犯行の手口は巧妙で、証券会社を装ったフィッシングメールを使って利用者を偽サイトに誘導し、IDやパスワードを盗み出す方法が多く見られます。
これらの情報を悪用して口座へ不正アクセスし、日本株や外国株を勝手に売買するのです。
中には中国企業の株式を大量に購入し、相場を操作するような動きも確認されており、背後に海外拠点を持つ犯罪グループの関与が疑われています。

特に衝撃を与えたのが、5月1日に人気投資家・テスタ氏が楽天証券の口座を乗っ取られたとSNS上で公表した件です。
同氏は二段階認証やウイルス対策ソフトを使用しており、徹底したセキュリティ対策を行っていたにもかかわらず被害に遭ったことから、一般の利用者の間に強い不安が広がりました。
この投稿を受け、証券口座を一時的に凍結する「口座ロック」を申し込む人が急増しました。

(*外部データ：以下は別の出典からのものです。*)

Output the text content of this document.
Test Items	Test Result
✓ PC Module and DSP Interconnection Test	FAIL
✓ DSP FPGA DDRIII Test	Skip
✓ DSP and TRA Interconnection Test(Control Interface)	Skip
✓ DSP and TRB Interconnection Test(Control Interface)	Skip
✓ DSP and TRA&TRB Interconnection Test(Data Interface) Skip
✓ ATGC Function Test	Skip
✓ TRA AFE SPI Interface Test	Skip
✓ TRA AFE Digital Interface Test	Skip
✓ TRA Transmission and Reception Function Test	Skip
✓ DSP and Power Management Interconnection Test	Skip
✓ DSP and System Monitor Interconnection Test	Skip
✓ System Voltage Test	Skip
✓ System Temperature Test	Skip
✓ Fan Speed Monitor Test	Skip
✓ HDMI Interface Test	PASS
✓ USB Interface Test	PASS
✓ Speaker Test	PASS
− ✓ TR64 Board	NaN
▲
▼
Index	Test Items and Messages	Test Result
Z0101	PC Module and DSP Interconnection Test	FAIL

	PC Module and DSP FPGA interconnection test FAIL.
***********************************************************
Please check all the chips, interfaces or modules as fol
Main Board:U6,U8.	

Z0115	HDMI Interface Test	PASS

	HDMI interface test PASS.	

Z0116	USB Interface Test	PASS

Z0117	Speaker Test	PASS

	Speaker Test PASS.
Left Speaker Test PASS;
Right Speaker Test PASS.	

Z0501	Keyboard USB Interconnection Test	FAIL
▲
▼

しかし、その混乱に乗じて、「口座ロックの申請はこちら」と偽った詐欺情報も拡散。
SNSや掲示板には、公式を装った電話番号やリンクが多数投稿され、実際にそれを信じて情報を提供してしまう人が後を絶ちません。
警察庁や金融庁、日本証券業協会は5月2日、異例の連名で注意喚起を行い、正しい手続きは必ず証券会社の公式サイトを通じて確認するよう呼びかけています。

こうした中、証券会社各社も対策を強化しています。
多要素認証(ワンタイムパスワードなど)を利用したログイン強化や、ログイン時に通知メールを送る機能の活用を推奨するほか、外国株取引に制限をかけることも一つの防御策とされています。
また、今後、多要素認証の利用を必須にするとした証券会社も増えています。

なお、被害者への補償についても議論が進んでおり、大手証券会社10社は被害額の補償に応じる方針を示していますが、被害内容によっては全額補償が難しいケースもあるため、個人としても日常的にセキュリティ意識を高める必要があります。

パニックに陥らず、冷静に、そして確実な対策を取ることが、詐欺師の罠にかからないための最大の防御です。